Power nuclear reactors dismantling challenges and needs

The forthcoming power reactor decommissioning represents an immense challenge

Only a few of the nuclear power reactors permanently shut down
(176 reactors worldwide of which 86 in Western Europe and 23 in Central and Eastern Europe according to IAEA PRIS database), have been fully decommissioned so far, i.e. when the site has been released from the regulatory control.

Considering the number of the power reactors to be decommissioned located in Europe, the European Union has the opportunity to take the leadership in the implementation of the immediate dismantling strategy.
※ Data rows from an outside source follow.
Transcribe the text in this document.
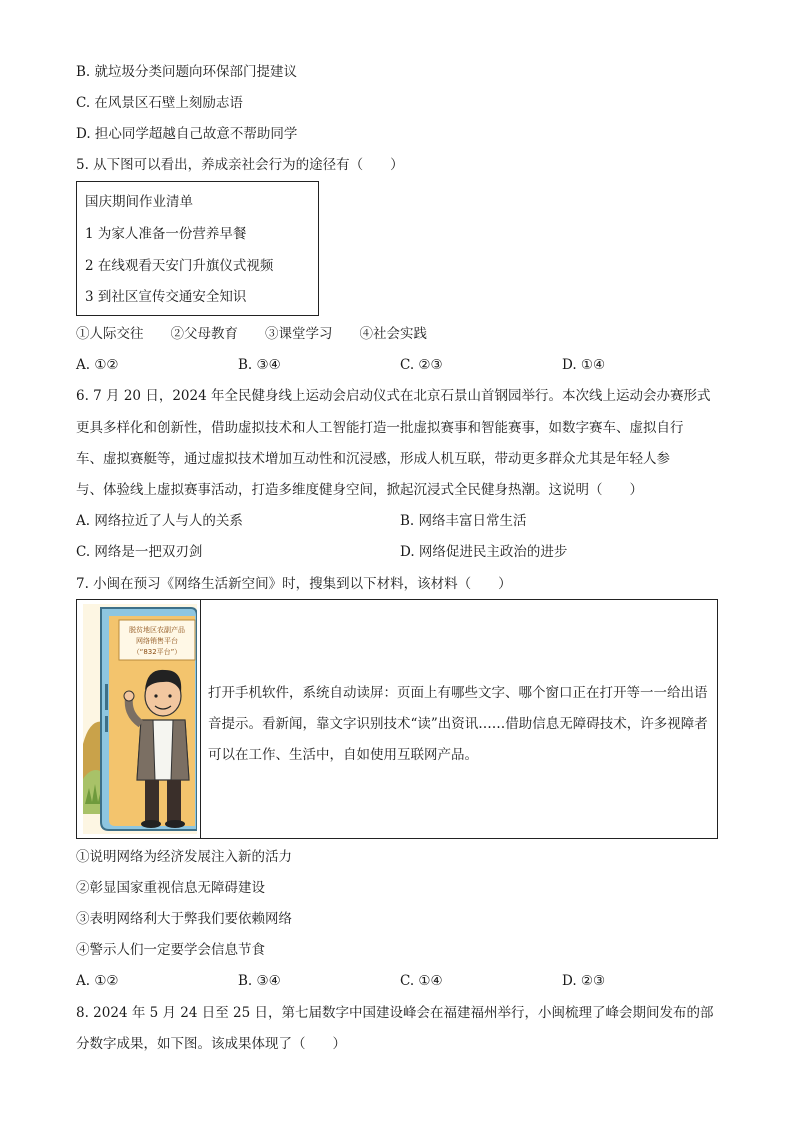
B. 就垃圾分类问题向环保部门提建议
C. 在风景区石壁上刻励志语
D. 担心同学超越自己故意不帮助同学
5. 从下图可以看出，养成亲社会行为的途径有（　　）
国庆期间作业清单
1 为家人准备一份营养早餐
2 在线观看天安门升旗仪式视频
3 到社区宣传交通安全知识
①人际交往　　②父母教育　　③课堂学习　　④社会实践
A. ①②	B. ③④	C. ②③	D. ①④
6. 7 月 20 日，2024 年全民健身线上运动会启动仪式在北京石景山首钢园举行。本次线上运动会办赛形式
更具多样化和创新性，借助虚拟技术和人工智能打造一批虚拟赛事和智能赛事，如数字赛车、虚拟自行
车、虚拟赛艇等，通过虚拟技术增加互动性和沉浸感，形成人机互联，带动更多群众尤其是年轻人参
与、体验线上虚拟赛事活动，打造多维度健身空间，掀起沉浸式全民健身热潮。这说明（　　）
A. 网络拉近了人与人的关系	B. 网络丰富日常生活
C. 网络是一把双刃剑	D. 网络促进民主政治的进步
7. 小闽在预习《网络生活新空间》时，搜集到以下材料，该材料（　　）
脱贫地区农副产品
网络销售平台
（“832平台”）
打开手机软件，系统自动读屏：页面上有哪些文字、哪个窗口正在打开等一一给出语音提示。看新闻，靠文字识别技术“读”出资讯……借助信息无障碍技术，许多视障者可以在工作、生活中，自如使用互联网产品。
①说明网络为经济发展注入新的活力
②彰显国家重视信息无障碍建设
③表明网络利大于弊我们要依赖网络
④警示人们一定要学会信息节食
A. ①②	B. ③④	C. ①④	D. ②③
8. 2024 年 5 月 24 日至 25 日，第七届数字中国建设峰会在福建福州举行，小闽梳理了峰会期间发布的部
分数字成果，如下图。该成果体现了（　　）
This could be achieved only by using the best practices to improve the dismantling processes, particularly cutting which is a key operation, in terms of safety, radiation protection, radioactive waste generated, time and cost.


“Hence, there is a powerful economic incentive to fund development and uptake of more efficient industrial applicable technologies.”

The LD-SAFE project proposes the development of an efficient technology widely known and used in the manufacturing industry, the laser cutting technology, to make it applicable to the dismantling of power nuclear reactor. This technology is expected to be more efficient than the conventional techniques currently used (PAC, AWJC or mechanical cutting) for in air or underwater segmentation of highly radioactive components of power nuclear reactors. The advantages of the laser cutting technology to address the specific challenges of nuclear research facilities and nuclear fuel cycle facilities have been already demonstrated through few completed projects. Moreover, the applicability of the technology to the retrieval of Fukushima Daiichi fuel debris is being developed through related R&D activities, managed by three partners of this project. The LD-SAFE project will contribute to enhance the applicability of the laser cutting technology to all nuclear facilities, in particular thanks to the developments proposed in the field of safety assessment (potential impact of residual laser beam and generation of gases and aerosols).

The nuclear industry has not adequately exploited or implemented current technological capabilities.

The developments proposed by the LD-SAFE project aim at enabling the use of the laser cutting technology, with which 100% of the works can be carried out remotely because no maintenance and no wear part replacement are needed in controlled (nuclear) area. In addition, because the laser cutting technology is versatile, it is expected that it could be suitable for large scope of cutting works and thus avoid hands on works. With respect to replacement of outdated technology, it is the purpose of the LD-SAFE project to provide tools and data which will make possible the replacement of conventional techniques used for nuclear dismantling. In particular, it is planned within the project to demonstrate that laser cutting is as fast as plasma arc cutting, but cleaner and thus safer.

“The roadmap for decommissioning research is going to provide guidance on the mid-term steps.”

EU-SHARE project (Project #847626) will provide Strategic Research Agenda (SRA) and Roadmap of potential collaborative actions-based needs from the decommissioning community and on state of the art of research. SRA and Road Map will be provided by the end of 2021, while LD-SAFE will still be running. LD-SAFE project team will be in contact with SHARE project team during 1.5 years when the 2 projects will wok concurrently. Therefore, first results of LD-SAFE could possibly be an input to SHARE road map and SHARE could possibly identify additional needs for LD SAFE. Workshops with stakeholders of both projects could be partly organised in common in 2021.

“The challenge is to capitalize European experience, make more effort on innovation.”

The LD-SAFE consortium is a strong partnership of industrials (4) and leading European research centres (2 RTOs) with extensive track-records in the field of decommissioning of nuclear facilities and related thematic. The overall is made of 6 partners coming from 4 European countries. The LD-SAFE consortium covers the whole value chain of the decommissioning of nuclear facilities.